Indeks Harga Saham Gabungan atau IHSG rawan terkoreksi pada perdagangan awal pekan ini, Senin (2/3). Sejumlah analis memperkirakan pergerakan IHSG akan turut dipenngaruhi dinamika geopolitik yang tengah terjadi di Timur Tengah
Phintraco Sekuritas menyebut pergerakkan IHSG diwarnai sejumlah faktor. Misalnya meningkatnya eskalasi konflik setelah Amerika Serikat dan Israel menyerang Iran lewat udara dan laut pada Sabtu (28/2). Peristiwa ini meningkatkan risiko global.
Kondisi tersebut berpotensi mendorong kenaikan harga energi dan membuat investor global mengurangi eksposur pada aset berisiko. Kemudian tewasnya pemimpin tertinggi Iran dan sejumlah tokoh militer penting juga memicu kekhawatiran perang lebih luas, seiring potensi serangan balasan Iran ke pangkalan militer Israel dan Amerika Serikat di Timur Tengah.
Menurut Phintraco Sekuritas, konflik Amerika Serikat–Iran berpotensi menjadi sentimen negatif bagi pasar karena meningkatkan ketidakpastian global. Namun, sektor energi dan emas diperkirakan diuntungkan karena potensi kenaikan harga komoditas.
“Secara teknikal, jika IHSG menembus level 8.100 berpeluang menguji level 7.800-8.000,” tulis Phintraco dalam analisisnya, dikutip Senin (2/3). Namun peluang rebound atau bangkit tetap terbuka jika sentimen global mereda dan kondisi domestik solid.
Dari dalam negeri, pasar menantikan sejumlah data ekonomi, antara lain S&P Global Manufacturing PMI Indonesia (2/3), neraca perdagangan Januari 2026 (2/3), inflasi Februari 2026 (2/3), serta cadangan devisa Februari (6/3).
Di sisi lain, penurunan tarif dalam kesepakatan dagang dengan Amerika Serikat dari 19% menjadi 15% berpotensi menjadi sentimen positif bagi sektor berbasis ekspor.
Phintraco Sekuritas merekomendasikan saham PT Harum Energy Tbk (HRUM), PT Trimegah Bangun Persada Tbk (NCKL), PT Samudera Indonesia Tbk (SMDR), PT Amman Mineral Internasional Tbk (AMMN), PT Erajaya Swasembada Tbk (ERAA), dan PT Malindo Feedmill Tbk (MAIN).

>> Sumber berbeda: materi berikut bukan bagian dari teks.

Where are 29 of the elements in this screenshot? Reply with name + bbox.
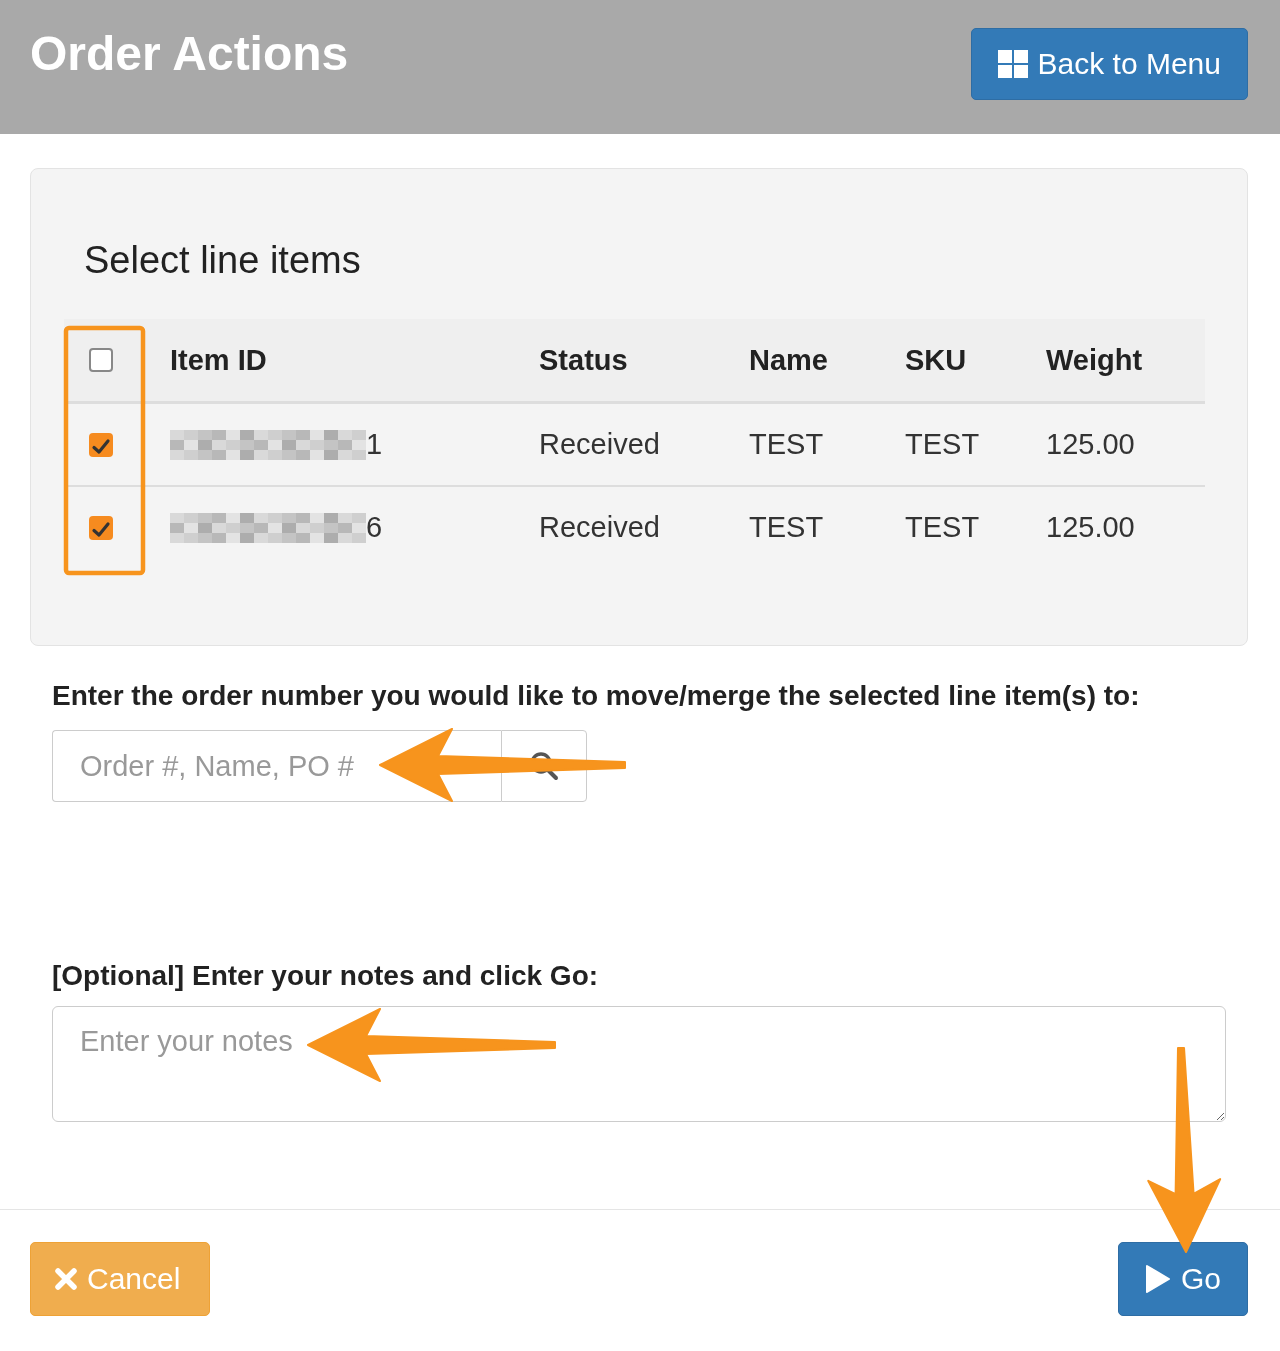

Sementara Analis MNC Sekuritas, Herditya Wicaksana, menilai indeks masih berpeluang naik ke rentang 8.440–8.650. “Support IHSG berada di 8.025 dan 7.861, lalu resistance terdekat berada di 8.306 dan 8.437,” tulis Herditya dalam risetnya, Senin (2/3).
Support merupakan area harga saham tertentu yang diyakini sebagai titik terendah pada satu waktu. Saat menyentuh support, harga umumnya akan kembali naik karena daya beli saham naik.
Sedangkan resistance merupakan tingkat harga saham tertentu yang dinilai sebagai titik tertinggi. Setelah saham menyentuh level ini, biasanya akan ada aksi jual cukup besar hingga laju kenaikan harga tertahan.
MNC Sekuritas merekomendasikan buy on weakness sejumlah saham. Misalnya PT Telkom Indonesia Tbk (TLKM) akumulasi beli di rentang Rp 3.410–Rp 3.510 dengan target harga di Rp 3.660–Rp 3.810, sementara level stoploss di bawah Rp 3.390.
Kemudian PT Unilever Indonesia Tbk (UNVR) rekomendasikan buy on weakness pada area Rp 2.370–Rp 2.340 dengan target harga di Rp 2.490–Rp 2.590, serta stoploss di bawah Rp 2.300.